Senator Dick Lugar, with a visiting Pentagon arms control expert team, told reporters that despite the absence of immediate bioterrorism threats in the region, security in the labs handling dangerous pathogens was critical.
"It is so important that biosecurity be enhanced here and promptly," said Lugar. "Al Qaeda and other terrorist groups are active in Africa and it is imperative that deadly pathogens stored in labs there are secure."
He said the team noted poor storage of pathogen samples and worrying waste disposal while touring the Kenya Medical Research Institute in Nairobi, which is closely surrounded by residential buildings.
"We had a couple of frightening moments of sorts."

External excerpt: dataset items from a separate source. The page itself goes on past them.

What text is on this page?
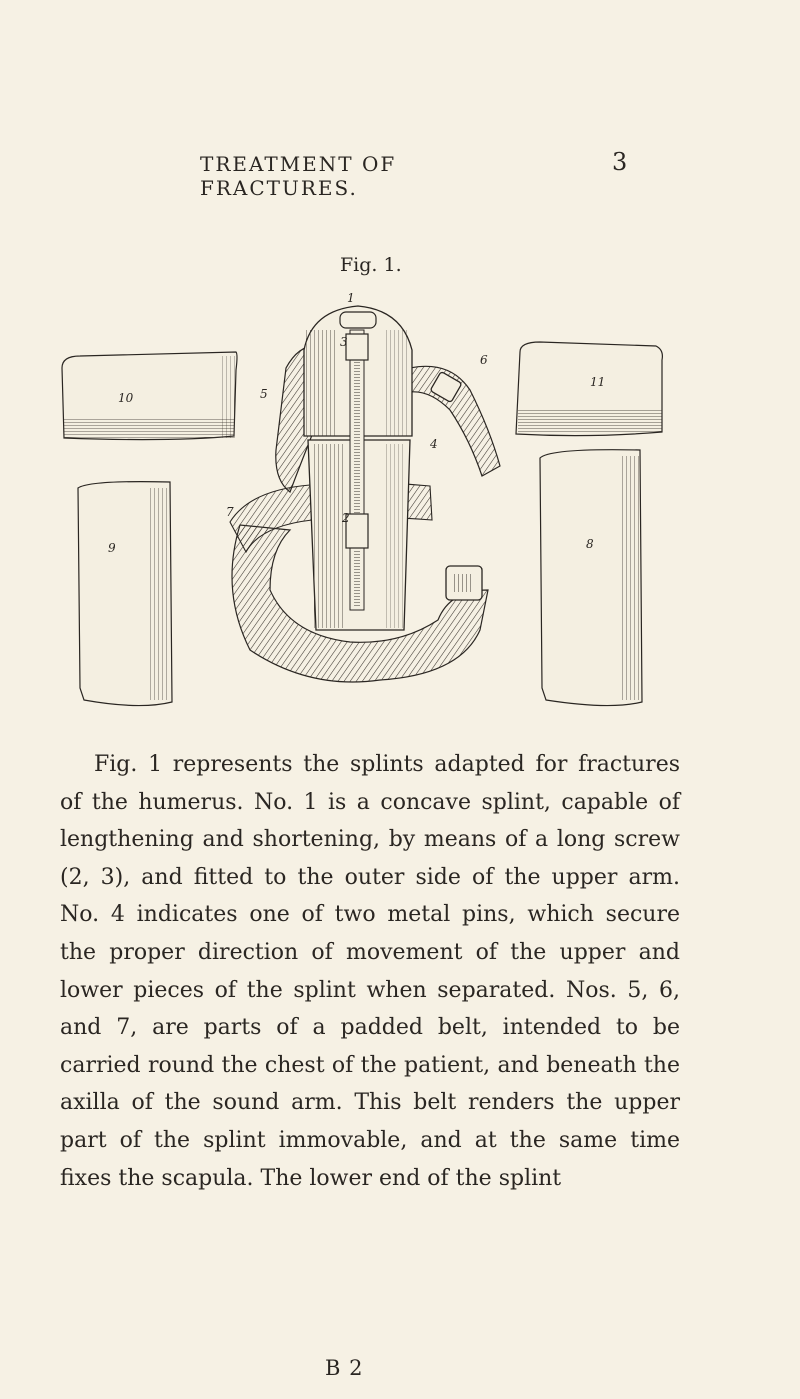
TREATMENT OF FRACTURES.
3
Fig. 1.
1
2
3
4
5
6
7
8
9
10
11
Fig. 1 represents the splints adapted for fractures of the humerus. No. 1 is a concave splint, capable of lengthening and shortening, by means of a long screw (2, 3), and fitted to the outer side of the upper arm. No. 4 indicates one of two metal pins, which secure the proper direction of movement of the upper and lower pieces of the splint when separated. Nos. 5, 6, and 7, are parts of a padded belt, intended to be carried round the chest of the patient, and beneath the axilla of the sound arm. This belt renders the upper part of the splint immovable, and at the same time fixes the scapula. The lower end of the splint
B 2
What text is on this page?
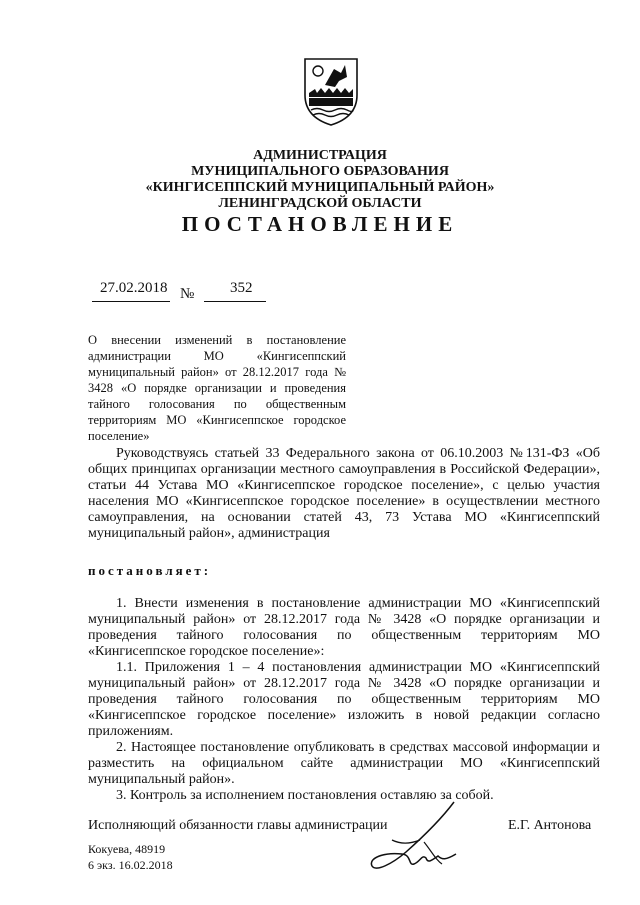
АДМИНИСТРАЦИЯ
МУНИЦИПАЛЬНОГО ОБРАЗОВАНИЯ
«КИНГИСЕППСКИЙ МУНИЦИПАЛЬНЫЙ РАЙОН»
ЛЕНИНГРАДСКОЙ ОБЛАСТИ
ПОСТАНОВЛЕНИЕ
27.02.2018 № 352
О внесении изменений в постановление администрации МО «Кингисеппский муниципальный район» от 28.12.2017 года № 3428 «О порядке организации и проведения тайного голосования по общественным территориям МО «Кингисеппское городское поселение»

Руководствуясь статьей 33 Федерального закона от 06.10.2003 №131-ФЗ «Об общих принципах организации местного самоуправления в Российской Федерации», статьи 44 Устава МО «Кингисеппское городское поселение», с целью участия населения МО «Кингисеппское городское поселение» в осуществлении местного самоуправления, на основании статей 43, 73 Устава МО «Кингисеппский муниципальный район», администрация

постановляет:

1. Внести изменения в постановление администрации МО «Кингисеппский муниципальный район» от 28.12.2017 года № 3428 «О порядке организации и проведения тайного голосования по общественным территориям МО «Кингисеппское городское поселение»:

1.1. Приложения 1 – 4 постановления администрации МО «Кингисеппский муниципальный район» от 28.12.2017 года № 3428 «О порядке организации и проведения тайного голосования по общественным территориям МО «Кингисеппское городское поселение» изложить в новой редакции согласно приложениям.

2. Настоящее постановление опубликовать в средствах массовой информации и разместить на официальном сайте администрации МО «Кингисеппский муниципальный район».

3. Контроль за исполнением постановления оставляю за собой.

Исполняющий обязанности главы администрации	Е.Г. Антонова
Кокуева, 48919
6 экз. 16.02.2018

The team was on a visit of East African states of Burundi, Kenya and Uganda.
Kenya shares a long and porous border with Somalia where the Al Qaeda-linked Shebab insurgents control large territories. The group has repeatedly warned it would attack Nairobi for supporting Somalia's transitional government.
The Shebab had also claimed responsibility for the July suicide bombings of two Kampala bars that killed 76 people who were watching the World Cup final.
Those attacks were the deadliest since Al Qaeda operatives bombed the US embassies in Nairobi and Dar es Salaam in 1998.
Uganda and Burundi are the only regional countries to have contributed troops to the African Union force protecting the Western-backed Somali government the Shebab are bent on toppling.
"We want to work together as partners to provide a very different situation," said Lugar, adding that the US was willing to give financial support to the laboratories.
"We have objectives that will hopefully bring about safety for those who are bringing about human services in a world that is sometimes dangerous."